The report also stated that opportunities for co-location have already been maximised. “The applicant has stated that opportunity for co-location has been examined. In this regard, existing masts at Shannon Garda Station and SkyCourt Shopping Centre were examined.
However, both were found not to be suitable. The applicant also examined the potential of locating the mast at Wolfe Tones GAA pitch. However, the report, which accompanies the subject application, states, “The GAA pitch is 75 metres from St Connaire’s National School. Locations near schools are only considered by Meteor as a last resort and so St Senan’s RFC is the preferred option as it is located away from all local schools.”
It also stated that the development would not have a negative impact on the residential amenities of the area. “The department guidelines Telecommunciation Antennae and Support Structures Guidelines (Telecommunication Antennae and Support Structures Guidelines for Planning Authorities) quotes the International Commission on Non-Ionising Radiation Protection, which has stated that there is no substantive evidence that adverse health effects, including cancer, can occur in people exposed to levels of non-ionising radiation at or below International Radiation Protection Association 1988 Guidelines. Having regard to the Department of the Environment guidelines, I do not consider that the proposed development will impact on the residential amenities, in particular, having regard to the health concerns raised by the objectors.”

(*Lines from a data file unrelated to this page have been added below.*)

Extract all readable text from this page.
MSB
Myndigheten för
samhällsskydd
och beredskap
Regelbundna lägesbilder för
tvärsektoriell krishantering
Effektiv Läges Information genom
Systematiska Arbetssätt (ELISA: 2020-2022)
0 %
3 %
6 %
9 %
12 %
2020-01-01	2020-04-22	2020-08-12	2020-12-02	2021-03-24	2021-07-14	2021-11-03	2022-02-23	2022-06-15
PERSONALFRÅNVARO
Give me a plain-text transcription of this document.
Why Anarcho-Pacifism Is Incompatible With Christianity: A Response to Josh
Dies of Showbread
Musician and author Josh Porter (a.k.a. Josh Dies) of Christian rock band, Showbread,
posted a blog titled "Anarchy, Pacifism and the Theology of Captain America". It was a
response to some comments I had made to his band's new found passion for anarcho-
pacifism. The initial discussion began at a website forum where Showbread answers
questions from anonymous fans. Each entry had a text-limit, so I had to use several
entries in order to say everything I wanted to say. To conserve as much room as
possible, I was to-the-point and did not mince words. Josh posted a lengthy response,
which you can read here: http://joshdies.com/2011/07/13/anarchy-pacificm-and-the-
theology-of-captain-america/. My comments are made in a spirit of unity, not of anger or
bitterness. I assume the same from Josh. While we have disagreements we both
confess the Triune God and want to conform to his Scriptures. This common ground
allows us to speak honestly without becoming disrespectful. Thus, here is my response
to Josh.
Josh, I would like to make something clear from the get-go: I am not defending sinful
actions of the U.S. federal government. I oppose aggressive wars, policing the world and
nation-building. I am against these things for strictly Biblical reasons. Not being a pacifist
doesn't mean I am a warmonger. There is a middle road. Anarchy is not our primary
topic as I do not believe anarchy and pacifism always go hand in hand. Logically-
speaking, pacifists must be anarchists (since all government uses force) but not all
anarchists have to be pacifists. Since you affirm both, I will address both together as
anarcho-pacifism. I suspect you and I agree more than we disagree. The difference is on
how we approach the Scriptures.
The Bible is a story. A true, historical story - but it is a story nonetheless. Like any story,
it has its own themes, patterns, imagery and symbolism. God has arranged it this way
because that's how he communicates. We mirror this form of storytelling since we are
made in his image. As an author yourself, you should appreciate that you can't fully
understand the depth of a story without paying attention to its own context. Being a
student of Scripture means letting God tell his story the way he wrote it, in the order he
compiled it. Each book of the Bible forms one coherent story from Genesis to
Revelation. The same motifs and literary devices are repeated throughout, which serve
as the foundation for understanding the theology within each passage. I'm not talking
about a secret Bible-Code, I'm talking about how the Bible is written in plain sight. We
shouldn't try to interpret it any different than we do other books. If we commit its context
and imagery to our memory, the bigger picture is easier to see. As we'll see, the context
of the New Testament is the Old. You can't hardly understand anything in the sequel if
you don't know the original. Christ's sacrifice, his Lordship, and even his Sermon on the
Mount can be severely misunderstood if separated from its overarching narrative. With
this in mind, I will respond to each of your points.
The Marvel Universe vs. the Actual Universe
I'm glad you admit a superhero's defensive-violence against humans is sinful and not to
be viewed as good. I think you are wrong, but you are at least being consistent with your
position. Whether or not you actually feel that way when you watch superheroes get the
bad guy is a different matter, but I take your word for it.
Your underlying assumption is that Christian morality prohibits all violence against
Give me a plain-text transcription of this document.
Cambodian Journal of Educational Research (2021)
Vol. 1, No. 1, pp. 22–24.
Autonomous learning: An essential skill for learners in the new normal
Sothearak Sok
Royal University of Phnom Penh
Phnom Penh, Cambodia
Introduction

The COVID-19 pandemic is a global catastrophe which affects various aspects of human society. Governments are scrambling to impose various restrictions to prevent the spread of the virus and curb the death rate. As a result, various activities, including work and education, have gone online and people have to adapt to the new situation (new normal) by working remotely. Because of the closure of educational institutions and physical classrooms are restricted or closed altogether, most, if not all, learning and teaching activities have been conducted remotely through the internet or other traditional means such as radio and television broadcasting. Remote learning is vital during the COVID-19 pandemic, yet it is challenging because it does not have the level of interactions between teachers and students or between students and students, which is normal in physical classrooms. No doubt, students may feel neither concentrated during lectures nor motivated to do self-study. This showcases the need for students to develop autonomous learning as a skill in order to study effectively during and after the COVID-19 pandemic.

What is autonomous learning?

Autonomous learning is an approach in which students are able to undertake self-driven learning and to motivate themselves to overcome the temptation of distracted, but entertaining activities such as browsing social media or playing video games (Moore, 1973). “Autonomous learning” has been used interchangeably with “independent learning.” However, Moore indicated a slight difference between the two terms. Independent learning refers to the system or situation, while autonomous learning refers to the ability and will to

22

It was also claimed that local visual amenities would not be damaged. “From a visual amenities perspective, I consider the proposed development acceptable. It will be partially screened from view by reason of the existing trees in the vicinity. The monopole and associated substation and palisade fencing shall be green in colour.”
Gleann an Óir Residents’ Association had objected to the mast and Town Councillor Michael Fleming lives in the estate. He wasn’t pleased with the county council’s decision.
“It’s very, very disappointing. The place is just not suitable for it and I don’t know how the planners think that it is. None of the objections must have been looked at. As I’ve said before, land beside it is zoned for 1,000 houses but it still got planning permission.”
Mr Fleming said he was still unsure if there would be an appeal made to An Bord Pleanála.